The study revealed that over one third (38%) of the UK feel they lose out on money when splitting the bill. On average estimating they lose out on £8.73 every time they dine out; meaning a potential loss of £38,782 over a lifetime of bill splitting.2 This loss equates to more than the average house deposit in the UK (£33K).3
Over half (58%) of diners questioned admitted they agree to split the bill equally because of ease of payment. While one third (34%) will “go Dutch” because they don’t want others to think they’re tight with money.
It seems the top reasons Brits avoid splitting the bill are; when their fellow diners have ordered a number of alcoholic drinks (54%), when others have ordered more food (49%) or if they are not dining with close friends (27%).
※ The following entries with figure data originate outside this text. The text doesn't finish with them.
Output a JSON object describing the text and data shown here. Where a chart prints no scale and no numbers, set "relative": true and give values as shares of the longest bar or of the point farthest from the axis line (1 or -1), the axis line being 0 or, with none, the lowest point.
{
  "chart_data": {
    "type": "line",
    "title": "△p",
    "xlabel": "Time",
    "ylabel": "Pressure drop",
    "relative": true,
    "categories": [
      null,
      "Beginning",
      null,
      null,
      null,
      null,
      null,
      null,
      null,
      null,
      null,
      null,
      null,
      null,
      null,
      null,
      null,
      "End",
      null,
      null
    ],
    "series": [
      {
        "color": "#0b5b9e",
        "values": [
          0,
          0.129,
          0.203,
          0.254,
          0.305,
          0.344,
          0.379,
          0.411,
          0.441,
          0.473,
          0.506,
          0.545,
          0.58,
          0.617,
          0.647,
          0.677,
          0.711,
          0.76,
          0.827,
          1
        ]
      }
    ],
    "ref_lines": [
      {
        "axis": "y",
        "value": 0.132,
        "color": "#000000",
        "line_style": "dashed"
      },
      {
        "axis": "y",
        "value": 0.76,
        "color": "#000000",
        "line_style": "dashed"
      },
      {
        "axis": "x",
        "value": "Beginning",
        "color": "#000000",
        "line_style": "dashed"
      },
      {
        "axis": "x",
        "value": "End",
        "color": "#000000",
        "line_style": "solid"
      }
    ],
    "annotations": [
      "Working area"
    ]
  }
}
So how does splitting the bill effect restaurants? Almost one quarter (23%) of UK diners said splitting the bill impacts the gratuity they give. OpenTable also surveyed restaurateurs to discover how customers going Dutch impacts their business. 42% of restaurant owners said splitting the bill did impact gratuity and actually decreases the amount consumers give.4 However, the majority of restaurants seem happy to accommodate the requirements of their diners, as 30% admitted they make it deliberately easy for their guests to split their bill.
Adrian Valeriano, Vice President, Europe, OpenTable, comments, “Splitting up the bill after a meal out can sometimes cause a real divide within dining groups. And while it might save on time and avoid the hassle of calculating what you owe, it appears both consumers and restauranteurs are potentially losing out when diners opt to ‘go Dutch’. It seems consumers are left feeling out of pocket, while restaurants are indeed noticing the impact it has on gratuity.”